Current account deficit swells to $9.09b in first half of current fiscal year

ISLAMABAD - Pakistan’s current account deficit has widened to $9.092 billion in first half (July to December) of the current fiscal year, which is putting pressure on the foreign exchange reserves which are decreasing sharply.
The CAD was recorded at $9.092 billion in July to December period of the year 2021-22 as compared to $1.247 billion in the corresponding period of the previous year. Pakistan’s exports were recorded at $15.236 billion as against $36.412 billion imports. Foreign remittances were recorded at $15.808 billion in first half of the current fiscal year. The current account deficit (CAD) rose to $1.93 billion in December’21 from $1.89 billion in Nov’21, according to the latest data of the State Bank of Pakistan.
Pakistan’s foreign exchange reserves are decreasing sharply due to the repayment of previous loans as well as financing of the current account deficit. The State Bank of Pakistan (SBP)’s held foreign exchange reserves have declined by slightly above $3 billion since August 2021. In just one week time, reserves have declined by $562 million mainly on account of international debt servicing. Reserves held by the SBP have decreased to $17 billion. Meanwhile, the reserves would further come under pressure in the next six months as Pakistan has to repay $8.7 billion in the second half of FY 2022.
The economic experts believed that controlling current account deficit is one of the major challenges for the incumbent government. They said that oil prices have started to increase in international market, which would put further pressure on the imports and thus widening of current account deficit. They recommended the government to tax the non essential commodities to control the soaring imports of the country.
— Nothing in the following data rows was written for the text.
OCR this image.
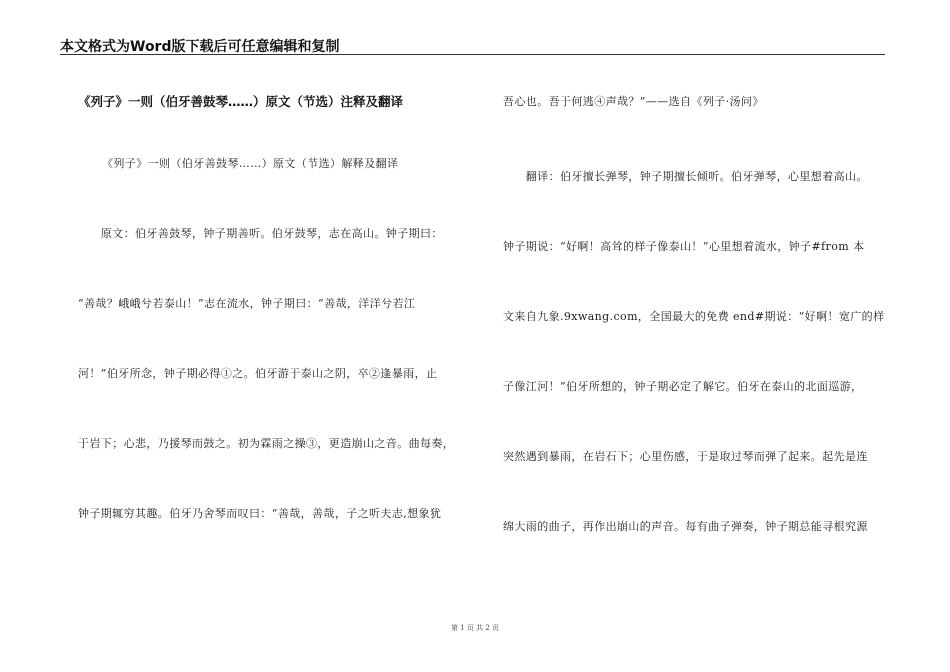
本文格式为Word版下载后可任意编辑和复制
《列子》一则（伯牙善鼓琴……）原文（节选）注释及翻译
《列子》一则（伯牙善鼓琴……）原文（节选）解释及翻译
　　原文：伯牙善鼓琴，钟子期善听。伯牙鼓琴，志在高山。钟子期曰：
“善哉？峨峨兮若泰山！”志在流水，钟子期曰：“善哉，洋洋兮若江
河！”伯牙所念，钟子期必得①之。伯牙游于泰山之阴，卒②逢暴雨，止
于岩下；心悲，乃援琴而鼓之。初为霖雨之操③，更造崩山之音。曲每奏，
钟子期辄穷其趣。伯牙乃舍琴而叹曰：“善哉，善哉，子之听夫志,想象犹
吾心也。吾于何逃④声哉？”——选自《列子·汤问》
　　翻译：伯牙擅长弹琴，钟子期擅长倾听。伯牙弹琴，心里想着高山。
钟子期说：“好啊！高耸的样子像泰山！”心里想着流水，钟子#from 本
文来自九象.9xwang.com，全国最大的免费 end#期说：“好啊！宽广的样
子像江河！”伯牙所想的，钟子期必定了解它。伯牙在泰山的北面巡游，
突然遇到暴雨，在岩石下；心里伤感，于是取过琴而弹了起来。起先是连
绵大雨的曲子，再作出崩山的声音。每有曲子弹奏，钟子期总能寻根究源
第 1 页 共 2 页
Renowned economist Dr Ashfaq Hasan Khan has asked for adopting ‘aggressive and yet selective import policy’ to control the soaring trade deficit of the country. “How will you control the import bill when you are importing luxuries vehicles, mobile phones, eatables commodities and others?” Import bill would definitely go up when you are even importing food for pets. He further said that imports have started increasing with the same speed. When contacted, Dr Khaqan Najeeb, former advisor, Ministry of Finance, said government needs to be highly vigilant about Pakistan’s external financing requirements. These requirements include short, medium and long term debt of the country due during a fiscal year, plus the current account deficit. External financing requirement for Pakistan is likely to exceed $28 billion for FY2022. In addition there is also the Chinese safe deposit of $ 4 billion which needs to be rolled over.
Dr Khaqan highlighted some concerns going forward based on the analyses of the external data for the first half of FY22. Debt repayment for the second half is much higher than what has been paid in the first six months. The much higher repayment of debt liabilities of $8.7 billion in the second half of FY 2022 can put pressure on the country’s balance of payments and the exchange rate.
He said considering the external needs, Pakistan’s ability to complete IMFs 6th review is thus crucial for securing the $1 billion and for access to other creditors. Dr. Khaqan, while commenting on the current account deficit, explained that it had become larger than initially anticipated. Current account deficit of near to 5 percent of GDP in FY2022 will be the largest deficit after FY 2018. 
Dr Khaqan concluded by pointing out two other areas of concern for balance of payments. One price of Brent (oil) has bounced back beyond $ 86 with some analysts pointing to a rising trend. Two, rising demand on the food and related items continue to hike the import bill like the recent import of urea. These trends could exert pressure on the country’s balance of payment with serious implications on level of foreign exchange reserves and the exchange rate in the country. He felt sound monitoring by the govt and taking timely remedial steps could help.